I have to recognize that who I am today, though partly a product of who I was back then, is someone who has grown, who is still learning from her mistakes, and trust that God will be at my side, where He will remain. I am not that same person. I mean, I still smile at everyone, am kind to everyone, crack a joke now and then, stand up for myself or someone else, but in ways, I’ve changed.
I am 31 years old. 10 years ago, I graduated from college, thinking I would surely have changed the world by now. (In 2003, I had a chart, if you will, of the non-profit organization I was going to found and the different branches I would form. I was going to change the world. I like to think that little idealist is still inside me.) At age 31, surely, I would have my dream job by now. Surely, I would be a published novelist.
Yes, I am 31 years old. You’ll hear me talk a little bit more. I’m gaining confidence one new face at a time. I think 9 years of customer service experience has now allowed me to converse with random strangers. Okay, okay. So I was already doing that once I hit college.
So...I still get anxiety attacks, but most days, not as severe. Still have irrational fears followed by more anxiety attacks. My past still haunts me along with the places that house my past.
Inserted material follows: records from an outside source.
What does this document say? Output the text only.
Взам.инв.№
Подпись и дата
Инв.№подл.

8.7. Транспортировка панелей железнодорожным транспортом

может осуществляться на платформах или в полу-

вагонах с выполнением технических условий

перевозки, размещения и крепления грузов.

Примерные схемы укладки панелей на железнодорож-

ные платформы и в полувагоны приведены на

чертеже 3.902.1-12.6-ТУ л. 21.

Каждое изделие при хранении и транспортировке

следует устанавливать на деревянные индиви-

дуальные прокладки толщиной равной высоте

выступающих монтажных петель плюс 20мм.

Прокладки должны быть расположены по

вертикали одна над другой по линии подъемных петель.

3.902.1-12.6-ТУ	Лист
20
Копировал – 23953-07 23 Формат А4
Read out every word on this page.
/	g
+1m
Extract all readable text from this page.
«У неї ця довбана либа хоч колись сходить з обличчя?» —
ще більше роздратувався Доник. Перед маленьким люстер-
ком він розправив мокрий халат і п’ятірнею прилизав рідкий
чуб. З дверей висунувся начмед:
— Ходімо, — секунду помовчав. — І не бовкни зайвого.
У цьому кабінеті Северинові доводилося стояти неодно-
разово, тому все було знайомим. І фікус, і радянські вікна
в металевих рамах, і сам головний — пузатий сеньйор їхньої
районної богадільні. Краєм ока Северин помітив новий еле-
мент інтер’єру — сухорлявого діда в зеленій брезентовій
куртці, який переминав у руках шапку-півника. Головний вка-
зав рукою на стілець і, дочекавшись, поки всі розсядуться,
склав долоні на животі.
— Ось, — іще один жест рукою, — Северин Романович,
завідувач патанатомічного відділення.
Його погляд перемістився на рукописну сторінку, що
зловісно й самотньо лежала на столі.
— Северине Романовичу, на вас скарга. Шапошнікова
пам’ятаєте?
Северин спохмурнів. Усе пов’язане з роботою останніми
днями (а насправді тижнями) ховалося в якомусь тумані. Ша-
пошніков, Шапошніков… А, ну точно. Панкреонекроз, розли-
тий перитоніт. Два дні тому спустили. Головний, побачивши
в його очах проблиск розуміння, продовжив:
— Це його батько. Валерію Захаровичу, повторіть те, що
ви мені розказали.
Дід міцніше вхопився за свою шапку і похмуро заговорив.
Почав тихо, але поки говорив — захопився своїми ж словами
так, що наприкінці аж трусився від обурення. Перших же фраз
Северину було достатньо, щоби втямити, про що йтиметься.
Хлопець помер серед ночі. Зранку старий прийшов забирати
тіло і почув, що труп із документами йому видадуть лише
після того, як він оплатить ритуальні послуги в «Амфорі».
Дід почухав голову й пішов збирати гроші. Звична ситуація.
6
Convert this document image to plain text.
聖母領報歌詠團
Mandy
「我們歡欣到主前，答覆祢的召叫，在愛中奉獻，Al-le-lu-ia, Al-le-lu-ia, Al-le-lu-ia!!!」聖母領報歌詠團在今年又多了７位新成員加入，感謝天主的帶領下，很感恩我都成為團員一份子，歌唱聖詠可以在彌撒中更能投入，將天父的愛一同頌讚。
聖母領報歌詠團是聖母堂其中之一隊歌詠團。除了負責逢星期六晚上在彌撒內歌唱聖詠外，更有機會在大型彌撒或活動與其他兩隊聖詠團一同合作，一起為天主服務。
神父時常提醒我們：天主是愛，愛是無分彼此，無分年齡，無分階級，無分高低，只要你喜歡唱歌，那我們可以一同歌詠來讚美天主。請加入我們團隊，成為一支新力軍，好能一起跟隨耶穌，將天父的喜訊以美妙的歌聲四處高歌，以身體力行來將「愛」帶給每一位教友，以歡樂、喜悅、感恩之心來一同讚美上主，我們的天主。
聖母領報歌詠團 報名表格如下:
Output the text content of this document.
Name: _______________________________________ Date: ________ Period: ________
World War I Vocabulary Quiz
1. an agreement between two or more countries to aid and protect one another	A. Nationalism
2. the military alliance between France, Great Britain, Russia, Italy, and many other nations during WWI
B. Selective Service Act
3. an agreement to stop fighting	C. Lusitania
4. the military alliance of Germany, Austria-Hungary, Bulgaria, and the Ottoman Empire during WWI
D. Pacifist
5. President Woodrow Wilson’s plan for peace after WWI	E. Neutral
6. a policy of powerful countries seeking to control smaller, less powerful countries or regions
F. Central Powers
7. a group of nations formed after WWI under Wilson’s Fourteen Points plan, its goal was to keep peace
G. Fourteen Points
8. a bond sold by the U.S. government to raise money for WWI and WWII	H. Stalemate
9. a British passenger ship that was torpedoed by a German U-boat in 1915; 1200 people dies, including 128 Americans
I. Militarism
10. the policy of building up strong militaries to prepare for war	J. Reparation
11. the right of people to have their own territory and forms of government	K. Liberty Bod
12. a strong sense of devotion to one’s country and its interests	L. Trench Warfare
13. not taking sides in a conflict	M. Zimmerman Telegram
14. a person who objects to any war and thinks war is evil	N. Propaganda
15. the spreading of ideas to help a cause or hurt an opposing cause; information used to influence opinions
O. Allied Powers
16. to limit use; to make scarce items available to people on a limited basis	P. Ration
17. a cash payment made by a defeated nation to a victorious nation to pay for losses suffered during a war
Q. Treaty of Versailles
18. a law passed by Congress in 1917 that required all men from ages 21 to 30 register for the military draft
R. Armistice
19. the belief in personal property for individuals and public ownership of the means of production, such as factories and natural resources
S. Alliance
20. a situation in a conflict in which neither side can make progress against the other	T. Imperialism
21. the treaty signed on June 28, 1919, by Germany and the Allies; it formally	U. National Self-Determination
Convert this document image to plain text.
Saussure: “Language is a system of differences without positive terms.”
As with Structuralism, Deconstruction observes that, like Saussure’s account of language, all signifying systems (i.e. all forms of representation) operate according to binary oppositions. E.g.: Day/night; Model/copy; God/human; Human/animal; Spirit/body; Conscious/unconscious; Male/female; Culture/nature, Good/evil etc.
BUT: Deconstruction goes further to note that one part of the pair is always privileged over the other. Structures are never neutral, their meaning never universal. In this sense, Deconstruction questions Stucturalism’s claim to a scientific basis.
Being 31 feels old and not so old at the same time. I live with the fear my illness will come back. I freak at times. But like I said, I’m learning. I suppose the learning will never stop. If only my mind could learn that the past is the past and that I shouldn’t let it prevent me from leading a full, happy and healthy life. I need to break down those walls that confine my fears and smash the fears away. Realize they once existed, and yes, they were real, but I am stronger than them. I am the one with the power to win. I am a physical entity. And they are merely spiteful specks in the air, mini-intruders, they take on no shape or form.
I hate feeling this bipolar “deja vu”. My stomach churns at the thought. So screw deja vu. I’m going to start living in the present.